Title: My Monticello
Author: Jocelyn Nicole Johnson
Publisher: Harvill Secker, Vintage, Random House UK
Genre: General Adult Fiction, Literary Fiction
Release Date: 4th November 2021
BLURB from Goodreads
What we saw in those moments riveted us, and then it set us free
In a time of rolling blackouts and terrible storms battering America, the neighbourhood of 1st Street, Charlottesville is attacked by violent white supremacists.
Families, friends and strangers flee for their lives in an abandoned bus, taking refuge in Monticello, Thomas Jefferson's historic plantation home in the hills above town.
Over nineteen heart-stopping days the group find ways to care for and sustain one another as the world burns beneath them.
PURCHASE LINKS
Amazon US
Amazon UK
REVIEW
I think the cover of this book is quite striking and certainly attracts your eye to it!
I would say the female featured on the cover is meant to be the main character in the book, Da’Naisha Love. The story is told from her point of view and you can really visualise what she sees as it is describes in the book quite easily.
There have been awful storms that have felled historic trees and flooded important buildings. The power just couldn’t cope and when the power failed and the mobile phone network went down, jets and helicopters fell from the sky. If all that wasn’t enough to cope with, the racism and racial attacks have rapidly increased. Da’Naisha had been living with her boyfriend Knox, but she fled to check up on her beloved grandmother MaViolet, who lived in a fairly poor part of the area. MaViolet had brought Da’Naisha up in that same neighbourhood were those that lived there didn’t have much but they got on together and helped each other where and when they could. After checking on the woman that raised her, Da’Naisha attempted to get back on campus but when she came across barricades and students guarding them that would not let her back in, they verbally and physically abused her shouting and spitting at her. These same students she had attended classes with until now. Da’Naisha returns to MaViolets and that’s where she is when the real unrest begins with men arriving at dusk singing the Star spangled banner at the top of their voices brandishing fire torches and guns. When Da’Naisha hears the familiar voice of Devin shouting go, go! Da’Naisha helps MaViolet and a few others onto “the Jaunt” a small minibus that they use to take the older folk on trips/jaunts. Devin and his twin cousins Elijah and Ezra keep the men at bay returning fire until everyone is on the jaunt and ready to get out of there. Da’Naisha drives, she has no idea where to go, just to get away from the angry mob! Eventually they end up at the Piedmont mountains, at Monticello. The very house/plantation that Thomas Jefferson designed himself. The irony is not lost on MaViolet or on Da’Naisha as they are descendants of Sally Hemmings a slave and mistress to Thomas Jefferson himself!! Thankfully one of the three guards still at their posts recognises Da’Naisha as she had worked there over the summer.

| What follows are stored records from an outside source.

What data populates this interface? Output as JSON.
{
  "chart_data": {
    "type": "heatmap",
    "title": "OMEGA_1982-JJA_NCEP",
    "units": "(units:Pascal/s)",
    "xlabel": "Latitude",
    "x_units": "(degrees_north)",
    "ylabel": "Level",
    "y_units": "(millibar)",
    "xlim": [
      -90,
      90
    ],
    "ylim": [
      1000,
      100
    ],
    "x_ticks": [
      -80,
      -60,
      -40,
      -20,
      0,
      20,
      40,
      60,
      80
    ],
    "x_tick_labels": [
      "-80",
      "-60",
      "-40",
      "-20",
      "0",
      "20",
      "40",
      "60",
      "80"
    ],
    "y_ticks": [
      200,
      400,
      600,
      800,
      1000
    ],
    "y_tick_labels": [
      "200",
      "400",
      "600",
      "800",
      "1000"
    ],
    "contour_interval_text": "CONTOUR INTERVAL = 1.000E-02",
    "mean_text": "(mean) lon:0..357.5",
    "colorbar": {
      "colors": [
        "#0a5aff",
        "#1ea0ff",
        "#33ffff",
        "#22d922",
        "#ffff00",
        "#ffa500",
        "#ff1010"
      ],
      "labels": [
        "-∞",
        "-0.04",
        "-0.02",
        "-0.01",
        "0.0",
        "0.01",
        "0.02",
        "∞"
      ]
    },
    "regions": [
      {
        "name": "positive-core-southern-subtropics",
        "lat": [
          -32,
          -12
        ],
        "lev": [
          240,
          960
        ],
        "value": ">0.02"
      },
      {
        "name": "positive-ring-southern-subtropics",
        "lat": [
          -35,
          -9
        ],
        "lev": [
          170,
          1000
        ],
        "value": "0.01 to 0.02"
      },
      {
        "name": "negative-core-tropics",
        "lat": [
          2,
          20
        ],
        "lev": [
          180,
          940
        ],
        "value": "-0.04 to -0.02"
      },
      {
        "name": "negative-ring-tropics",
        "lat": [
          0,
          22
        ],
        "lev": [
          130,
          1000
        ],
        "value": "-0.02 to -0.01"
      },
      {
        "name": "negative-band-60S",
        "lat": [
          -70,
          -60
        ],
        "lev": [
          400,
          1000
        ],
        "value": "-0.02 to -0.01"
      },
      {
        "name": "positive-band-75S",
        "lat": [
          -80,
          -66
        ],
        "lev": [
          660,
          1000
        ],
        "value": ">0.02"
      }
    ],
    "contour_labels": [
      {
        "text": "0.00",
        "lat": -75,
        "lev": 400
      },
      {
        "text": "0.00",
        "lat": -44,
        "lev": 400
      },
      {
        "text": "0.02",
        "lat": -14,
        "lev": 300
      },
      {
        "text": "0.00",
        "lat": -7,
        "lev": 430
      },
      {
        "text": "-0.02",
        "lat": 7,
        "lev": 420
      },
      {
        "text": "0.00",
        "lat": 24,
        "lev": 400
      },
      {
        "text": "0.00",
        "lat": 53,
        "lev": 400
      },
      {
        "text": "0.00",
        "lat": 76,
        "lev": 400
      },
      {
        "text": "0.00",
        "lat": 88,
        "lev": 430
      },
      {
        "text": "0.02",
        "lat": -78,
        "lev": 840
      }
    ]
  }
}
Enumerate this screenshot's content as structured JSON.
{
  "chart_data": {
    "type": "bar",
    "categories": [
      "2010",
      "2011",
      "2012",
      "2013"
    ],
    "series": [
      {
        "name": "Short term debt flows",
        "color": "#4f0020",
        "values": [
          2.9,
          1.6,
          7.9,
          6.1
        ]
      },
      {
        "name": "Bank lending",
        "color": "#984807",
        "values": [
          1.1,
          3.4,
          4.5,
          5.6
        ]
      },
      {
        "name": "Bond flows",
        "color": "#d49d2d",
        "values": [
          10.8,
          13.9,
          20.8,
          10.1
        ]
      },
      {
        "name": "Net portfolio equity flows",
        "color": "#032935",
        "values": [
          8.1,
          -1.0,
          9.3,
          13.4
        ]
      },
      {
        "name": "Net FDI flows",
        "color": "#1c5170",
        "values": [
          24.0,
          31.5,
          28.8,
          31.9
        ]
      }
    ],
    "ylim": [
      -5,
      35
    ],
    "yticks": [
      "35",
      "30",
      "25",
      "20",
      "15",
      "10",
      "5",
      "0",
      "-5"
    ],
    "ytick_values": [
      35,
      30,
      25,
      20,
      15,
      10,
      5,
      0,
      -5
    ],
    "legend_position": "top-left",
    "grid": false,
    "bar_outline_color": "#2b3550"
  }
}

I don’t want to give anymore away really but the story tells how the group of people strive to keep together and survive and protect themselves. The book deals with a lot, racism, both those against Da’Naisha and the fleeing group, and those who show racism and prejudice against Knox as he is not like them. He could easily pass as white as a few of the others could but why should they have to hide their heritage! The book also talks about slavery, and Da’Naisha’s family connections to Thomas Jefferson, though neither she nor MaViolet make a big deal about it. All those taking refuge at Monticello treat the place with respect and they do well, just when you relax as they have made their own community and becoming cleverly self sufficient, then those who wish to wreck everything rear their ugly heads and things go rapidly wrong.
I also really enjoyed the different characters within the book. I loved the respectfulness of the younger generation had for MaViolet. How when she is really ill, they all visit her and try to help in any way they can. I have to admit to filling up with tears when I read certain parts of the book concerning MaViolet. MaViolet is a strong, proud woman and is loved by a lot of the characters in the book. If she has something to sy she says it, she doesn’t sugarcoat it, she tells it like it is.
The issues that Da’Naisha is going through really pull you in, I really felt her dilemma between the two males in her life. Devin, the boy from the neighbourhood she has grown up with and had a “on, of, briefly back on which seriously complicates things now with the other man in her life Knox. They both want to protect her, both care, probably even truly love her, Devin being the “bad boy” and Knox the good, safer option. Who will she choose and will the one she chooses still want to be with her when she reveals the awkward but probably more prevalent than anyone ever reveals situation, she has found herself in?
My immediate thoughts upon finishing the book were it certainly left me wanting more, and I think I would check out other titles written by this author in the future. The book gave me the same sort of feeling as I had when I watched the movie “The Hate You Give” (I know it was in book format first and written by Angie Thomas). It was a short book that covered a lot of large concerns that are still raging issues
Summing up I found this book an interesting, rather quick read. It left me wanting to know more about all the individual characters and their lives, the choices they had made and would go on to make. I wanted to know more about Devin & his cousins lives before they went to Monticello. There were other interesting family groups and other single characters that I felt had more to tell and give the reader.